Stockholm, Oct. 8 (Reuters): Scientists from Britain and Japan shared a Nobel Prize today for the discovery that adult cells can be transformed back into embryo-like stem cells that may one day re-grow tissue in damaged brains, hearts or other organs.

John Gurdon, 79, of the Gurdon Institute in Cambridge, Britain and Shinya Yamanaka, 50, of Kyoto University in Japan, discovered ways to create tissue that would act like embryonic cells, without the need to collect the cells from embryos.

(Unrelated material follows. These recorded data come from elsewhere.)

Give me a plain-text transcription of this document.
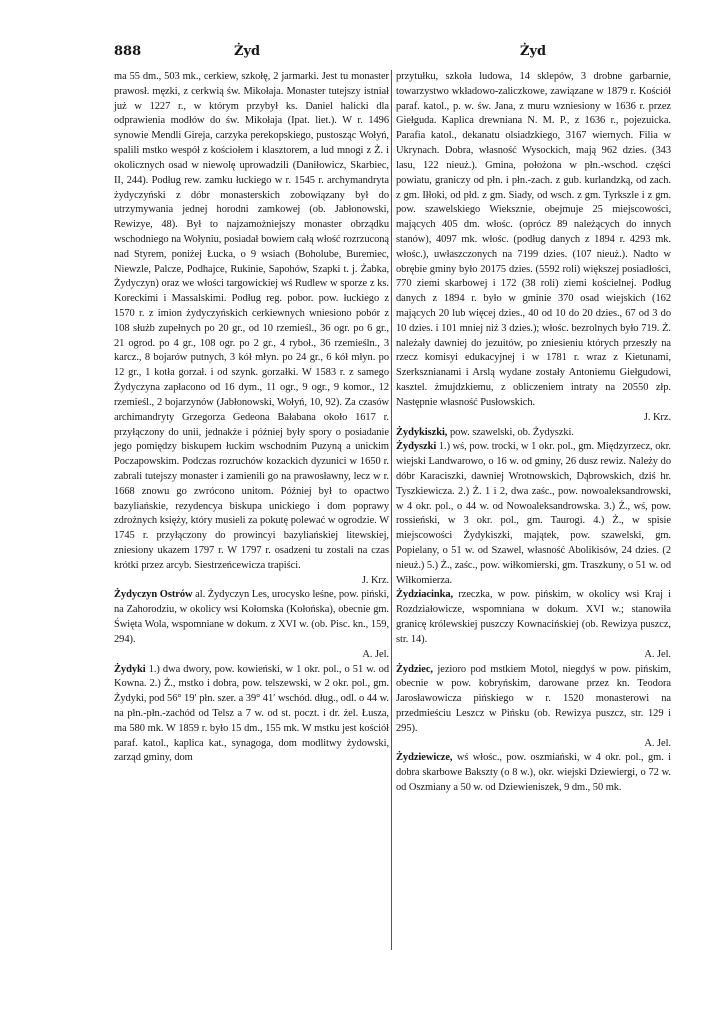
888	Żyd	Żyd

ma 55 dm., 503 mk., cerkiew, szkołę, 2 jarmarki. Jest tu monaster prawosł. męzki, z cerkwią św. Mikołaja. Monaster tutejszy istniał już w 1227 r., w którym przybył ks. Daniel halicki dla odprawienia modłów do św. Mikołaja (Ipat. liet.). W r. 1496 synowie Mendli Gireja, carzyka perekopskiego, pustosząc Wołyń, spalili mstko wespół z kościołem i klasztorem, a lud mnogi z Ż. i okolicznych osad w niewolę uprowadzili (Daniłowicz, Skarbiec, II, 244). Podług rew. zamku łuckiego w r. 1545 r. archymandryta żydyczyński z dóbr monasterskich zobowiązany był do utrzymywania jednej horodni zamkowej (ob. Jabłonowski, Rewizye, 48). Był to najzamożniejszy monaster obrządku wschodniego na Wołyniu, posiadał bowiem całą włość rozrzuconą nad Styrem, poniżej Łucka, o 9 wsiach (Boholube, Buremiec, Niewzle, Palcze, Podhajce, Rukinie, Sapohów, Szapki t. j. Żabka, Żydyczyn) oraz we włości targowickiej wś Rudlew w sporze z ks. Koreckimi i Massalskimi. Podług reg. pobor. pow. łuckiego z 1570 r. z imion żydyczyńskich cerkiewnych wniesiono pobór z 108 służb zupełnych po 20 gr., od 10 rzemieśl., 36 ogr. po 6 gr., 21 ogrod. po 4 gr., 108 ogr. po 2 gr., 4 ryboł., 36 rzemieśln., 3 karcz., 8 bojarów putnych, 3 kół młyn. po 24 gr., 6 kół młyn. po 12 gr., 1 kotła gorzał. i od szynk. gorzałki. W 1583 r. z samego Żydyczyna zapłacono od 16 dym., 11 ogr., 9 ogr., 9 komor., 12 rzemieśl., 2 bojarzynów (Jabłonowski, Wołyń, 10, 92). Za czasów archimandryty Grzegorza Gedeona Bałabana około 1617 r. przyłączony do unii, jednakże i później były spory o posiadanie jego pomiędzy biskupem łuckim wschodnim Puzyną a unickim Poczapowskim. Podczas rozruchów kozackich dyzunici w 1650 r. zabrali tutejszy monaster i zamienili go na prawosławny, lecz w r. 1668 znowu go zwrócono unitom. Później był to opactwo bazyliańskie, rezydencya biskupa unickiego i dom poprawy zdrożnych księży, który musieli za pokutę polewać w ogrodzie. W 1745 r. przyłączony do prowincyi bazyliańskiej litewskiej, zniesiony ukazem 1797 r. W 1797 r. osadzeni tu zostali na czas krótki przez arcyb. Siestrzeńcewicza trapiści.
J. Krz.

Żydyczyn Ostrów al. Żydyczyn Les, urocysko leśne, pow. piński, na Zahorodziu, w okolicy wsi Kołomska (Kołońska), obecnie gm. Święta Wola, wspomniane w dokum. z XVI w. (ob. Pisc. kn., 159, 294).
A. Jel.

Żydyki 1.) dwa dwory, pow. kowieński, w 1 okr. pol., o 51 w. od Kowna. 2.) Ż., mstko i dobra, pow. telszewski, w 2 okr. pol., gm. Żydyki, pod 56° 19′ płn. szer. a 39° 41′ wschód. dług., odl. o 44 w. na płn.-płn.-zachód od Telsz a 7 w. od st. poczt. i dr. żel. Łusza, ma 580 mk. W 1859 r. było 15 dm., 155 mk. W mstku jest kościół paraf. katol., kaplica kat., synagoga, dom modlitwy żydowski, zarząd gminy, dom

przytułku, szkoła ludowa, 14 sklepów, 3 drobne garbarnie, towarzystwo wkładowo-zaliczkowe, zawiązane w 1879 r. Kościół paraf. katol., p. w. św. Jana, z muru wzniesiony w 1636 r. przez Giełguda. Kaplica drewniana N. M. P., z 1636 r., pojezuicka. Parafia katol., dekanatu olsiadzkiego, 3167 wiernych. Filia w Ukrynach. Dobra, własność Wysockich, mają 962 dzies. (343 lasu, 122 nieuż.). Gmina, położona w płn.-wschod. części powiatu, graniczy od płn. i płn.-zach. z gub. kurlandzką, od zach. z gm. Iłłoki, od płd. z gm. Siady, od wsch. z gm. Tyrkszle i z gm. pow. szawelskiego Wieksznie, obejmuje 25 miejscowości, mających 405 dm. włośc. (oprócz 89 należących do innych stanów), 4097 mk. włośc. (podług danych z 1894 r. 4293 mk. włośc.), uwłaszczonych na 7199 dzies. (107 nieuż.). Nadto w obrębie gminy było 20175 dzies. (5592 roli) większej posiadłości, 770 ziemi skarbowej i 172 (38 roli) ziemi kościelnej. Podług danych z 1894 r. było w gminie 370 osad wiejskich (162 mających 20 lub więcej dzies., 40 od 10 do 20 dzies., 67 od 3 do 10 dzies. i 101 mniej niż 3 dzies.); włośc. bezrolnych było 719. Ż. należały dawniej do jezuitów, po zniesieniu których przeszły na rzecz komisyi edukacyjnej i w 1781 r. wraz z Kietunami, Szerksznianami i Arslą wydane zostały Antoniemu Giełgudowi, kasztel. żmujdzkiemu, z obliczeniem intraty na 20550 złp. Następnie własność Pusłowskich.
J. Krz.

Żydykiszki, pow. szawelski, ob. Żydyszki.

Żydyszki 1.) wś, pow. trocki, w 1 okr. pol., gm. Międzyrzecz, okr. wiejski Landwarowo, o 16 w. od gminy, 26 dusz rewiz. Należy do dóbr Karaciszki, dawniej Wrotnowskich, Dąbrowskich, dziś hr. Tyszkiewicza. 2.) Ż. 1 i 2, dwa zaśc., pow. nowoaleksandrowski, w 4 okr. pol., o 44 w. od Nowoaleksandrowska. 3.) Ż., wś, pow. rossieński, w 3 okr. pol., gm. Taurogi. 4.) Ż., w spisie miejscowości Żydykiszki, majątek, pow. szawelski, gm. Popielany, o 51 w. od Szawel, własność Abolikisów, 24 dzies. (2 nieuż.) 5.) Ż., zaśc., pow. wiłkomierski, gm. Traszkuny, o 51 w. od Wiłkomierza.

Żydziacinka, rzeczka, w pow. pińskim, w okolicy wsi Kraj i Rozdziałowicze, wspomniana w dokum. XVI w.; stanowiła granicę królewskiej puszczy Kownacińskiej (ob. Rewizya puszcz, str. 14).
A. Jel.

Żydziec, jezioro pod mstkiem Motol, niegdyś w pow. pińskim, obecnie w pow. kobryńskim, darowane przez kn. Teodora Jarosławowicza pińskiego w r. 1520 monasterowi na przedmieściu Leszcz w Pińsku (ob. Rewizya puszcz, str. 129 i 295).
A. Jel.

Żydziewicze, wś włośc., pow. oszmiański, w 4 okr. pol., gm. i dobra skarbowe Bakszty (o 8 w.), okr. wiejski Dziewiergi, o 72 w. od Oszmiany a 50 w. od Dziewieniszek, 9 dm., 50 mk.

They share the $1.2 million Nobel Prize for Medicine, for work Gurdon began 50 years ago and Yamanaka capped with a 2006 experiment that transformed the field of “regenerative medicine” — the search for ways to cure disease by growing healthy tissue.

“These ground-breaking discoveries have completely changed our view of the development and specialisation of cells,” the Nobel Assembly said.

All the body starts as stem cells, before developing into tissue like skin, blood, nerves, muscle and bone. The big hope is that stem cells can grow to replace damaged tissue in cases from spinal cord injuries to Parkinson’s disease.

“You can’t take out a large part of the heart or the brain or so to study this, but now you can take a cell from, for example, the skin of the patient, reprogramme it, return it to a pluripotent state, and then grow it in a laboratory,” Gurdon said.